Various techniques have been utilized to remove sulfur dioxide from gas streams. For example, on an industrial basis, waste gases have been passed through a metal oxide medium in a sulfur oxide retention zone at a temperature in which the sulfur oxides are sorbed onto the medium. Thereafter, the medium may be regenerated by heating to a temperature at which the sulfur oxides are released. One such system is described in D'Souza et al U.S. Pat. No. 4,233,276. A survey of various metal oxides suitable for the above purpose is set out in Lowell et al, "Selection of Metal Oxides for Removing SO.sub.2 from Flue Gas", Ind. Eng. Chem. Process Des. Develop., Vol. 10, No. 3, 1971, pp. 384-390. This article concludes that the most promising oxides are Al, Bi, Ce, Co, Cr, Cu, Fe, Hf, Ni, Sn, Th, Ti, V, U, Zn, and Zr.
In an analytical environment, the sulfur content of carbonaceous samples have been determined by gas chromatography followed by sulfur dioxide analysis, such as in a conductivity cell. In Cropper U.S. Pat. No. 4,120,659, the sample is combusted to form sulfur dioxide and then passed through a gas chromatography column in which the sulfur dioxide is separated on a packing comprising a silica gel at a first temperature on the order of 100.degree. C. A carrier gas sweeps the column and passes the gases to the conductivity detector for analysis.

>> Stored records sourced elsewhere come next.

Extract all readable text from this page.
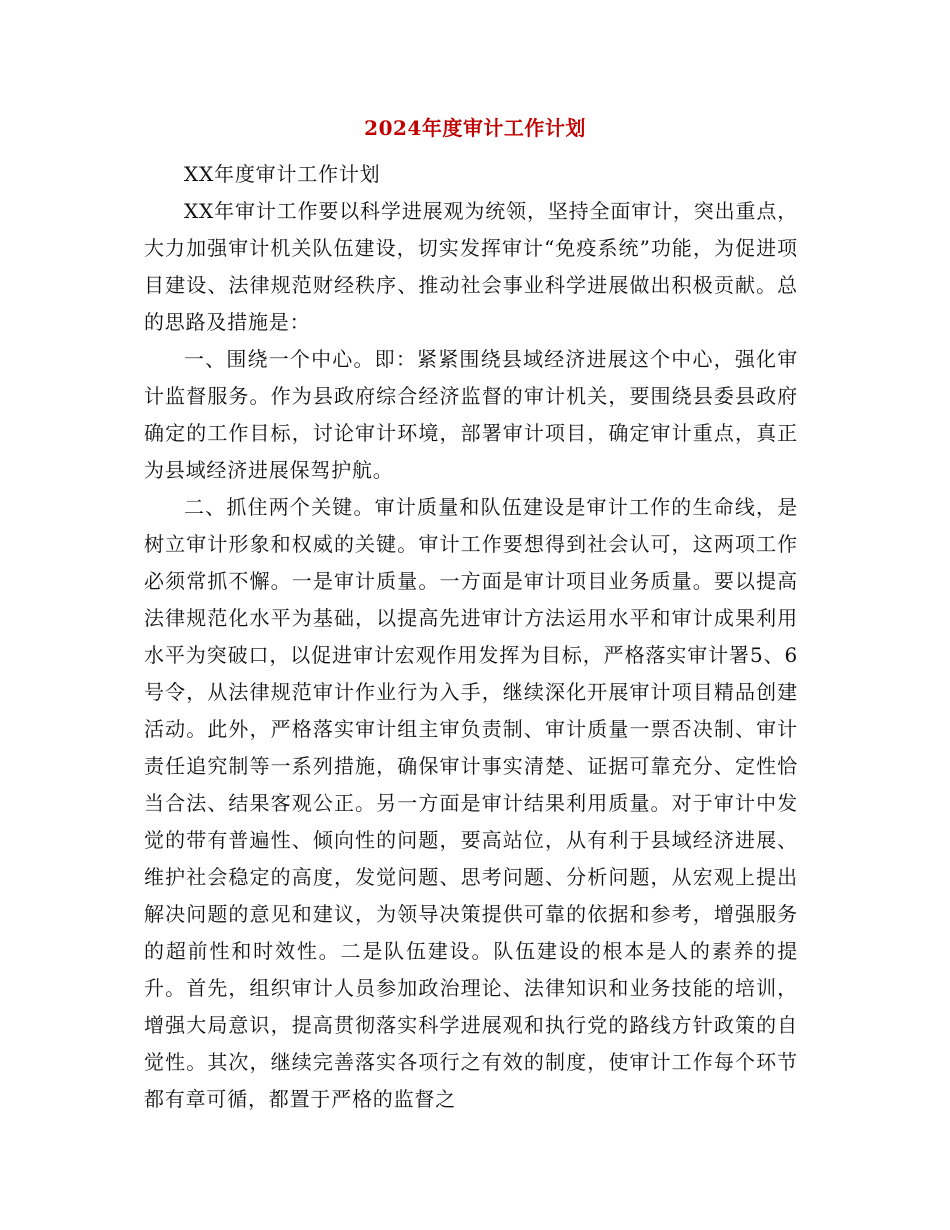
2024年度审计工作计划

XX年度审计工作计划

XX年审计工作要以科学进展观为统领，坚持全面审计，突出重点，大力加强审计机关队伍建设，切实发挥审计“免疫系统”功能，为促进项目建设、法律规范财经秩序、推动社会事业科学进展做出积极贡献。总的思路及措施是：

一、围绕一个中心。即：紧紧围绕县域经济进展这个中心，强化审计监督服务。作为县政府综合经济监督的审计机关，要围绕县委县政府确定的工作目标，讨论审计环境，部署审计项目，确定审计重点，真正为县域经济进展保驾护航。

二、抓住两个关键。审计质量和队伍建设是审计工作的生命线，是树立审计形象和权威的关键。审计工作要想得到社会认可，这两项工作必须常抓不懈。一是审计质量。一方面是审计项目业务质量。要以提高法律规范化水平为基础，以提高先进审计方法运用水平和审计成果利用水平为突破口，以促进审计宏观作用发挥为目标，严格落实审计署5、6号令，从法律规范审计作业行为入手，继续深化开展审计项目精品创建活动。此外，严格落实审计组主审负责制、审计质量一票否决制、审计责任追究制等一系列措施，确保审计事实清楚、证据可靠充分、定性恰当合法、结果客观公正。另一方面是审计结果利用质量。对于审计中发觉的带有普遍性、倾向性的问题，要高站位，从有利于县域经济进展、维护社会稳定的高度，发觉问题、思考问题、分析问题，从宏观上提出解决问题的意见和建议，为领导决策提供可靠的依据和参考，增强服务的超前性和时效性。二是队伍建设。队伍建设的根本是人的素养的提升。首先，组织审计人员参加政治理论、法律知识和业务技能的培训，增强大局意识，提高贯彻落实科学进展观和执行党的路线方针政策的自觉性。其次，继续完善落实各项行之有效的制度，使审计工作每个环节都有章可循，都置于严格的监督之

Another system for the analysis of sulfur has been suggested in Oita, I. J., "Determination of Sub-ppm Levels of Sulfur", Abstract 119, American Chemical Society, Las Vegas, Nev. Meeting (Aug. 27, 1980). There, the sulfur in liquids or solids is analyzed by combustion of the sample to form a sulfur dioxide-containing analysis stream, which is passed through a copper oxide trapping medium at 700.degree. C. to trap the sulfur pyrolysis products as copper sulfate. After completion of combustion, the copper sulfate is heated to 900.degree. C. to release the sulfur as sulfur dioxide.
The Oita system is subject to a number of disadvantages. At the temperature of sulfur oxide release, both sulfur dioxide and sulfur trioxide are formed in the oxygen-containing combustion gas which passes through the combustion zone. Thus, it is necessary to assume a certain ratio of sulfur dioxide to sulfur trioxide in order to calculate the sulfur content of the sample. It has been found that this ratio is about 50% and is not reproducible, leading to errors in analysis.